(Reuters) – Australia and the Philippines limited use of AstraZeneca’s COVID-19 vaccine on Thursday, while the Africa Union dropped plans to buy the shot, dealing further blows to the company’s hopes to deliver a vaccine for the world.
The vaccine – developed with Oxford University and considered a frontrunner in the global vaccine race – has been plagued by safety concerns and supply problems since Phase III trial results were published in December, with Indonesia the latest country forced to seek doses from other vaccine developers.
The Philippines suspended the use of AstraZeneca shots for people below 60 after Europe’s regulator said on Wednesday it found rare cases of blood clots among some adult recipients although the vaccine’s advantages still outweighed its risks.
Australia recommended people under 50 should get Pfizer’s COVID-19 vaccine in preference to AstraZeneca’s, a policy shift that it warned would hold up its inoculation campaign.
The African Union is exploring options with Johnson & Johnson having dropped plans to buy AstraZeneca’s vaccine from India’s Serum Institute, the head of the Africa Centres for Disease Control and Prevention told reporters.
AstraZeneca’s shot is sold at cost, for a few dollars a dose.

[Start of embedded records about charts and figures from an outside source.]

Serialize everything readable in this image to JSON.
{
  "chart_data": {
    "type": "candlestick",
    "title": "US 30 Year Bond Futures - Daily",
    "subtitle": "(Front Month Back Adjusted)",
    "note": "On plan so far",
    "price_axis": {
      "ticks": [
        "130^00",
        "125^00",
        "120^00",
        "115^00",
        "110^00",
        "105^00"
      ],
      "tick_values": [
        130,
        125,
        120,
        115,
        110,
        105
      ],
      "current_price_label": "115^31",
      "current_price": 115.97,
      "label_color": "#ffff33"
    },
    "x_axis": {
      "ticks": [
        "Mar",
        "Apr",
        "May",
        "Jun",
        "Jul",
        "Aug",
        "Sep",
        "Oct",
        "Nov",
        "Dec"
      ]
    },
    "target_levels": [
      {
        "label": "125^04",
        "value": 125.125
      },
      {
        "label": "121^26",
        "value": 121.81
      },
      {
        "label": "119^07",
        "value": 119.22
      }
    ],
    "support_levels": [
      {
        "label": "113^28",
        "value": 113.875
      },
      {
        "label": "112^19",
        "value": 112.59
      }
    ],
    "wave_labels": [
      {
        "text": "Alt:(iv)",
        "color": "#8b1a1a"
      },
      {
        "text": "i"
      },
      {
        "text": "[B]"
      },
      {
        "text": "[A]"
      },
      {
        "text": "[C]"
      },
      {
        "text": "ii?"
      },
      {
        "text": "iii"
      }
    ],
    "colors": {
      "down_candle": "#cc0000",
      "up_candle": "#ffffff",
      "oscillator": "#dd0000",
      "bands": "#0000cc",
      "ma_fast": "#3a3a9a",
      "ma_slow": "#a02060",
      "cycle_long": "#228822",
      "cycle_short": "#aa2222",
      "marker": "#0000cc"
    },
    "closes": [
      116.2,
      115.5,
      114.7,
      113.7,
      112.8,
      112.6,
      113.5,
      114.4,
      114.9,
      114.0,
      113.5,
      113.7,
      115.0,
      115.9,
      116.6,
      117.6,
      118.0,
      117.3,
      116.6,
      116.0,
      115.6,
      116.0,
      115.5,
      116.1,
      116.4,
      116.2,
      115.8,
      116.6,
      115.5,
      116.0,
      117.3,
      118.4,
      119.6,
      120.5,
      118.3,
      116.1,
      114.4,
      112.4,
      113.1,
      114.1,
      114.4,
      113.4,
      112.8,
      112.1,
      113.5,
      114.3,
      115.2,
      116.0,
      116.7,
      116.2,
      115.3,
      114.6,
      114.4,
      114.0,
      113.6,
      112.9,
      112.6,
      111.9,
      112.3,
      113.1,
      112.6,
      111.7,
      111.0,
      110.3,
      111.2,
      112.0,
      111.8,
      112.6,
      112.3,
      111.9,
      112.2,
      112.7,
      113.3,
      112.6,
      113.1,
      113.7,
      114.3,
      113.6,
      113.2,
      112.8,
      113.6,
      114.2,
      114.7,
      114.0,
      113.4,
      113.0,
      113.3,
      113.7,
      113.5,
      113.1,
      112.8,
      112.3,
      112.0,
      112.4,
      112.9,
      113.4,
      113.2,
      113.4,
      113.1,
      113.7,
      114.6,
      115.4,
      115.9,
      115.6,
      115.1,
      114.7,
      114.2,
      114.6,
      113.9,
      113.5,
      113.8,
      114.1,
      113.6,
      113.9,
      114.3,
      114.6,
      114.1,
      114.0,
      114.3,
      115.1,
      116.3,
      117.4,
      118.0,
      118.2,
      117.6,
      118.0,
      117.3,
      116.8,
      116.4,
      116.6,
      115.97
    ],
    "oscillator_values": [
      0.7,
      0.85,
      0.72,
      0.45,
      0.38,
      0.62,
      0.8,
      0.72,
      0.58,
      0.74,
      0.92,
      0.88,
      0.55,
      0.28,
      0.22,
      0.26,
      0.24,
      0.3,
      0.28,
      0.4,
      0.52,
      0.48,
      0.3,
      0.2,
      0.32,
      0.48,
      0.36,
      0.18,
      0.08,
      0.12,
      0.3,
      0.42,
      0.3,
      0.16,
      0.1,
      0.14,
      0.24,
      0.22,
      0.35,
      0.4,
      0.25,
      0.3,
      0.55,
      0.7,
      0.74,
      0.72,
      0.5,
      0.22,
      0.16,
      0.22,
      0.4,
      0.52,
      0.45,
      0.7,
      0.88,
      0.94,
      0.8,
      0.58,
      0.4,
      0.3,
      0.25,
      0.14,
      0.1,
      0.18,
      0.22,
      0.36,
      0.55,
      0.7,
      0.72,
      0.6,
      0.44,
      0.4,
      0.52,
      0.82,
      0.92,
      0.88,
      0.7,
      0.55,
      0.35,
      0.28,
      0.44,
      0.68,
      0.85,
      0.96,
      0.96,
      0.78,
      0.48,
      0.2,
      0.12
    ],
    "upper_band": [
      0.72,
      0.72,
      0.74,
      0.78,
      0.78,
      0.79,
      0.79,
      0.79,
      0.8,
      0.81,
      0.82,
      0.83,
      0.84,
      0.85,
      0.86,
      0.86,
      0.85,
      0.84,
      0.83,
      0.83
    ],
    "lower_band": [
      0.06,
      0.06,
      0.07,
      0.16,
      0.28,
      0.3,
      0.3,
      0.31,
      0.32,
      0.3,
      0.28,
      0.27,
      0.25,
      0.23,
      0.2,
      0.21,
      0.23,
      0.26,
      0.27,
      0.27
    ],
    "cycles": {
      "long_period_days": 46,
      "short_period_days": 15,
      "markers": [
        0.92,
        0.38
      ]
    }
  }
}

It is by far the cheapest and most high-volume launched so far, and has none of the extreme refrigeration requirements of some other COVID-19 vaccines, making it likely to be the mainstay of many vaccination programmes in the developing world.
But more than a dozen countries have at one time suspended or partially suspended use of the shot, first on concerns about efficacy in older people, and now on worries about rare side effects in younger people.

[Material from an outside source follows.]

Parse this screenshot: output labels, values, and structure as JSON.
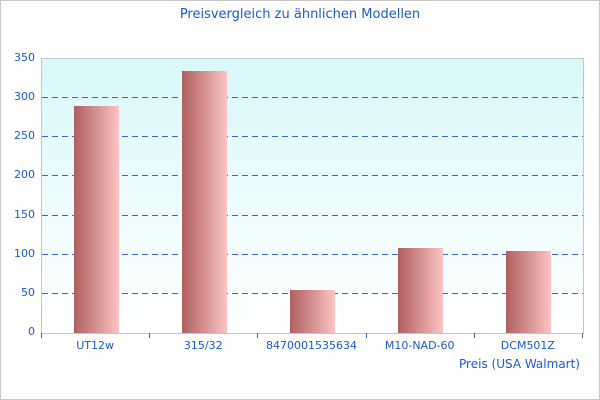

That, coupled with production setbacks, will delay the rollout of vaccines across the globe as governments scramble to find alternatives to tame the pandemic which has killed more than 3 million.
‘EXTREMELY RARE’
Italy joined France, the Netherlands, Germany and others in recommending a minimum age for recipients of AstraZeneca’s shot on Wednesday and Britain said people under 30 should get an alternative. South Korea also suspended use of the vaccine in people under 60 this week, while approving Johnson & Johnson’s shot.
AstraZeneca has said it is working with the British and European regulators to list possible brain blood clots as “an extremely rare potential side-effect”.
South Africa also paused AstraZeneca vaccinations last month because of a small trial showing the shot offered minimal protection against mild to moderate illness caused by the dominant local coronavirus variant.
AstraZeneca is grappling with production issues that have led to shortfalls of its shot in several countries.
Indonesian Health Minister Budi Gunadi Sadikin said on Thursday the country was in talks with China on getting as many as 100 million COVID-19 vaccine doses to plug a gap in deliveries after delays in the arrivals of AstraZeneca shots.
India has put a temporary hold on all major exports of AstraZeneca’s shot made by the Serum Institute of India (SII), the world’s biggest vaccine-maker, as domestic infections rise.
That has affected supplies to the GAVI/WHO-backed global COVAX vaccine-sharing facility through which 64 poorer countries are supposed to get doses from the SII, the programme’s procurement and distributing partner UNICEF told Reuters last month.
Britain is slowing its vaccine rollout due to a shipment delay from India and is at loggerheads with the EU over exports. Australia has also blamed delays in its immunisation campaign on supply issues in Europe.
AstraZeneca has cited reduced yields at a European factory behind the supply shortfall to the European Union.